Companions: I've beaten Steven up a little for being little more than comic relief on a show I don't think needs to be a sitcom, and today, I take it back.  He does an excellent job here of being dramatic, involved, and central to the events.  He's not standing by being silly.  He's just watched the Daleks kill Sara and Katarina, and on the heels of that dramatic, if overly long Serial, lands in a violent fear-ruled France.  He does everything he can to help people, especially poor Anne Chaplet, and when things go from bad to worse, he's fed up.  Non-interference be Damned, the Doctor's time studies and random jumps without a human heart to drive them become too much for Steven - almost.  This is a Doctor-Light episode, with Steven being the real driving force and the lead, and far from being the clown he has been, he carries it off well enough that on this Serial alone I became a Peter Purves fan.

Continuity: This is the first time we see the Look-Alike motif - somebody in history that looks exactly like the Doctor or a companion.  The And, of course, at the very end, we meet new companion Dodo Chaplet.  In light of what we learn in another few decades, my hypothesis is that the TARDIS took Steven to precisely then specifically to get Dodo on board - to prove to Steven that Anne lived, so that he could stay.  She (the TARDIS) is not done needing him yet.
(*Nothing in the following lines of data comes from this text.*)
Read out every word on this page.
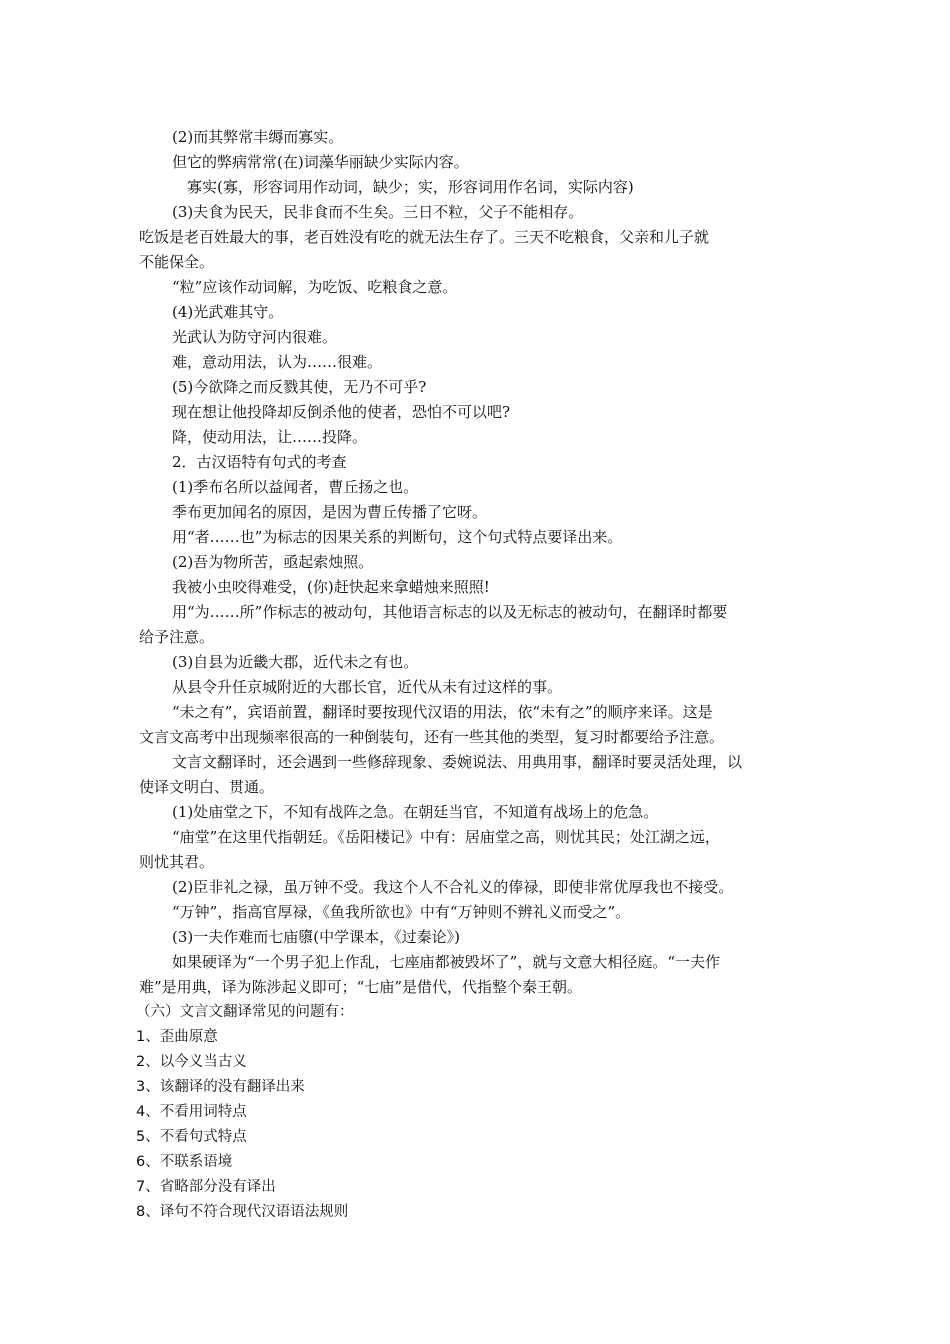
(2)而其弊常丰缛而寡实。
但它的弊病常常(在)词藻华丽缺少实际内容。
寡实(寡，形容词用作动词，缺少；实，形容词用作名词，实际内容)
(3)夫食为民天，民非食而不生矣。三日不粒，父子不能相存。
吃饭是老百姓最大的事，老百姓没有吃的就无法生存了。三天不吃粮食，父亲和儿子就
不能保全。
“粒”应该作动词解，为吃饭、吃粮食之意。
(4)光武难其守。
光武认为防守河内很难。
难，意动用法，认为……很难。
(5)今欲降之而反戮其使，无乃不可乎?
现在想让他投降却反倒杀他的使者，恐怕不可以吧?
降，使动用法，让……投降。
2．古汉语特有句式的考查
(1)季布名所以益闻者，曹丘扬之也。
季布更加闻名的原因，是因为曹丘传播了它呀。
用“者……也”为标志的因果关系的判断句，这个句式特点要译出来。
(2)吾为物所苦，亟起索烛照。
我被小虫咬得难受，(你)赶快起来拿蜡烛来照照!
用“为……所”作标志的被动句，其他语言标志的以及无标志的被动句，在翻译时都要
给予注意。
(3)自县为近畿大郡，近代未之有也。
从县令升任京城附近的大郡长官，近代从未有过这样的事。
“未之有”，宾语前置，翻译时要按现代汉语的用法，依“未有之”的顺序来译。这是
文言文高考中出现频率很高的一种倒装句，还有一些其他的类型，复习时都要给予注意。
文言文翻译时，还会遇到一些修辞现象、委婉说法、用典用事，翻译时要灵活处理，以
使译文明白、贯通。
(1)处庙堂之下，不知有战阵之急。在朝廷当官，不知道有战场上的危急。
“庙堂”在这里代指朝廷。《岳阳楼记》中有：居庙堂之高，则忧其民；处江湖之远，
则忧其君。
(2)臣非礼之禄，虽万钟不受。我这个人不合礼义的俸禄，即使非常优厚我也不接受。
“万钟”，指高官厚禄，《鱼我所欲也》中有“万钟则不辨礼义而受之”。
(3)一夫作难而七庙隳(中学课本，《过秦论》)
如果硬译为“一个男子犯上作乱，七座庙都被毁坏了”，就与文意大相径庭。“一夫作
难”是用典，译为陈涉起义即可；“七庙”是借代，代指整个秦王朝。
（六）文言文翻译常见的问题有：
1、歪曲原意
2、以今义当古义
3、该翻译的没有翻译出来
4、不看用词特点
5、不看句式特点
6、不联系语境
7、省略部分没有译出
8、译句不符合现代汉语语法规则
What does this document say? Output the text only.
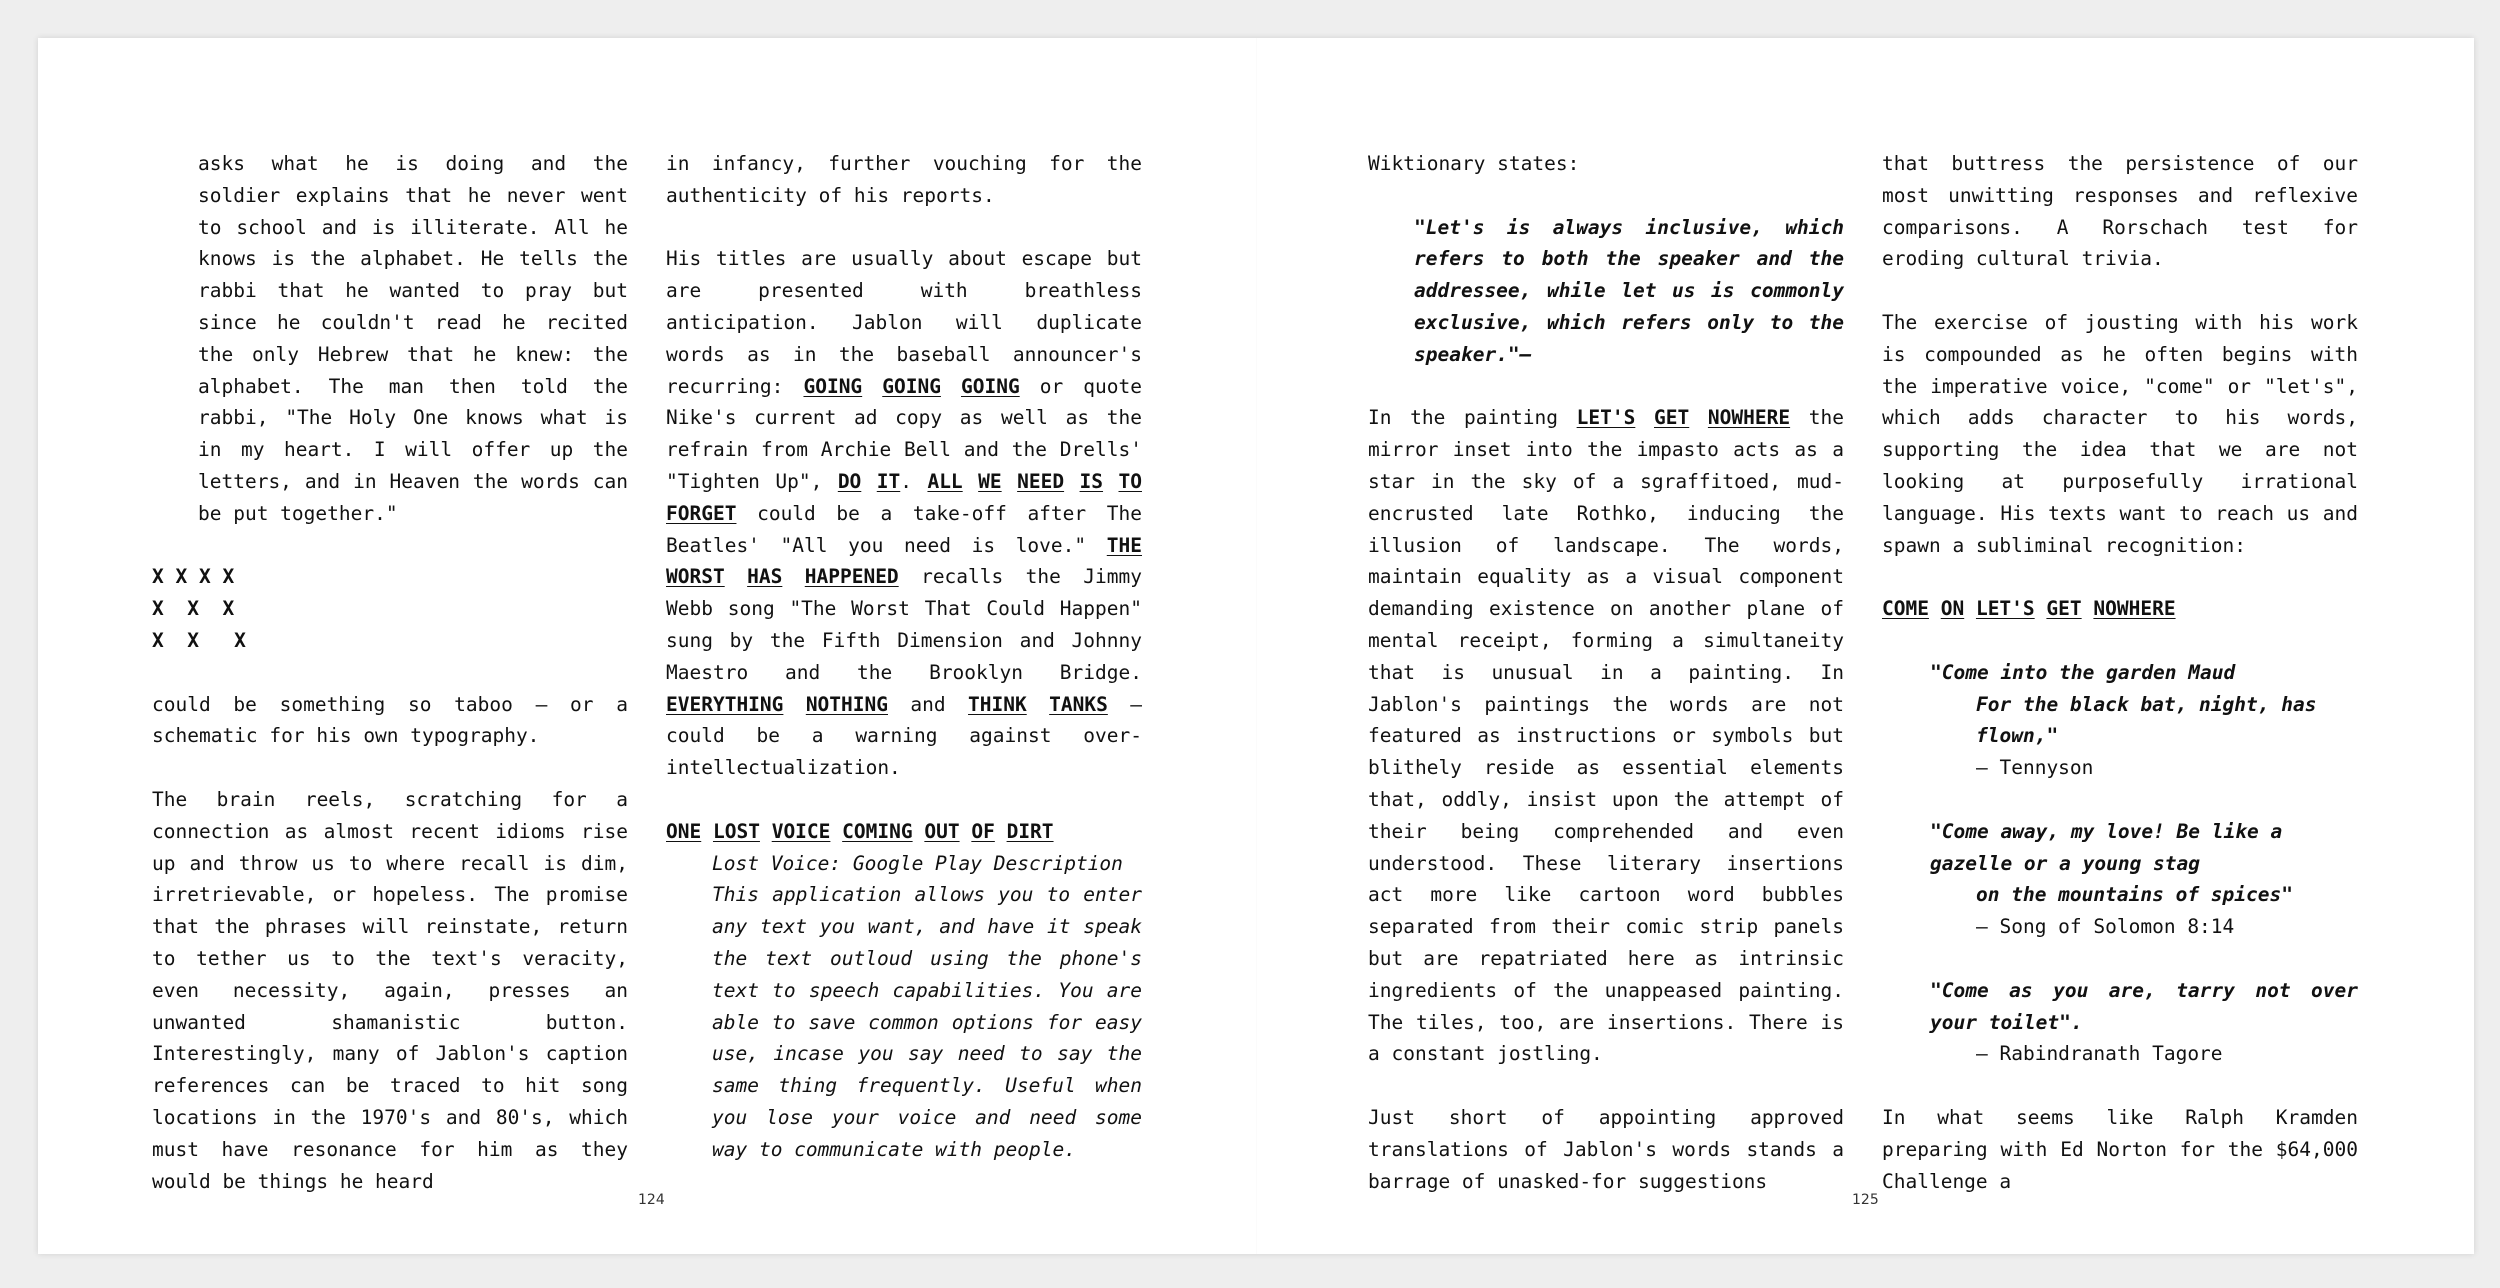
asks what he is doing and the soldier explains that he never went to school and is illiterate. All he knows is the alphabet. He tells the rabbi that he wanted to pray but since he couldn't read he recited the only Hebrew that he knew: the alphabet. The man then told the rabbi, "The Holy One knows what is in my heart. I will offer up the letters, and in Heaven the words can be put together."

X X X X
X  X  X
X  X   X

could be something so taboo – or a schematic for his own typography.

The brain reels, scratching for a connection as almost recent idioms rise up and throw us to where recall is dim, irretrievable, or hopeless. The promise that the phrases will reinstate, return to tether us to the text's veracity, even necessity, again, presses an unwanted shamanistic button. Interestingly, many of Jablon's caption references can be traced to hit song locations in the 1970's and 80's, which must have resonance for him as they would be things he heard

in infancy, further vouching for the authenticity of his reports.

His titles are usually about escape but are presented with breathless anticipation. Jablon will duplicate words as in the baseball announcer's recurring: GOING GOING GOING or quote Nike's current ad copy as well as the refrain from Archie Bell and the Drells' "Tighten Up", DO IT. ALL WE NEED IS TO FORGET could be a take-off after The Beatles' "All you need is love." THE WORST HAS HAPPENED recalls the Jimmy Webb song "The Worst That Could Happen" sung by the Fifth Dimension and Johnny Maestro and the Brooklyn Bridge. EVERYTHING NOTHING and THINK TANKS — could be a warning against over-intellectualization.

ONE LOST VOICE COMING OUT OF DIRT
Lost Voice: Google Play Description

This application allows you to enter any text you want, and have it speak the text outloud using the phone's text to speech capabilities. You are able to save common options for easy use, incase you say need to say the same thing frequently. Useful when you lose your voice and need some way to communicate with people.

Wiktionary states:

"Let's is always inclusive, which refers to both the speaker and the addressee, while let us is commonly exclusive, which refers only to the speaker."–

In the painting LET'S GET NOWHERE the mirror inset into the impasto acts as a star in the sky of a sgraffitoed, mud-encrusted late Rothko, inducing the illusion of landscape. The words, maintain equality as a visual component demanding existence on another plane of mental receipt, forming a simultaneity that is unusual in a painting. In Jablon's paintings the words are not featured as instructions or symbols but blithely reside as essential elements that, oddly, insist upon the attempt of their being comprehended and even understood. These literary insertions act more like cartoon word bubbles separated from their comic strip panels but are repatriated here as intrinsic ingredients of the unappeased painting. The tiles, too, are insertions. There is a constant jostling.

Just short of appointing approved translations of Jablon's words stands a barrage of unasked-for suggestions

that buttress the persistence of our most unwitting responses and reflexive comparisons. A Rorschach test for eroding cultural trivia.

The exercise of jousting with his work is compounded as he often begins with the imperative voice, "come" or "let's", which adds character to his words, supporting the idea that we are not looking at purposefully irrational language. His texts want to reach us and spawn a subliminal recognition:

COME ON LET'S GET NOWHERE

"Come into the garden Maud
For the black bat, night, has flown,"
– Tennyson
"Come away, my love! Be like a gazelle or a young stag
on the mountains of spices"
– Song of Solomon 8:14
"Come as you are, tarry not over your toilet".
– Rabindranath Tagore

In what seems like Ralph Kramden preparing with Ed Norton for the $64,000 Challenge a

124	125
Rating: Love it. A powerhouse of a Serial, it's the first one I've rated this high in a while.  I might put it a notch below Marco Polo, but I must have rewatched this one 4 or 5 times while writing this post.  Like Marco Polo, I wish this one wasn't available solely as a reconstruction (Yes, I know the BBC released an audio version that has the TV soundtrack with Peter Purves providing linking narrations,but that's not the version I have access to without Crime) but in the end, to me, this belongs on the list of First Doctor Serials to watch if you want to see the humble but grand origins of the show.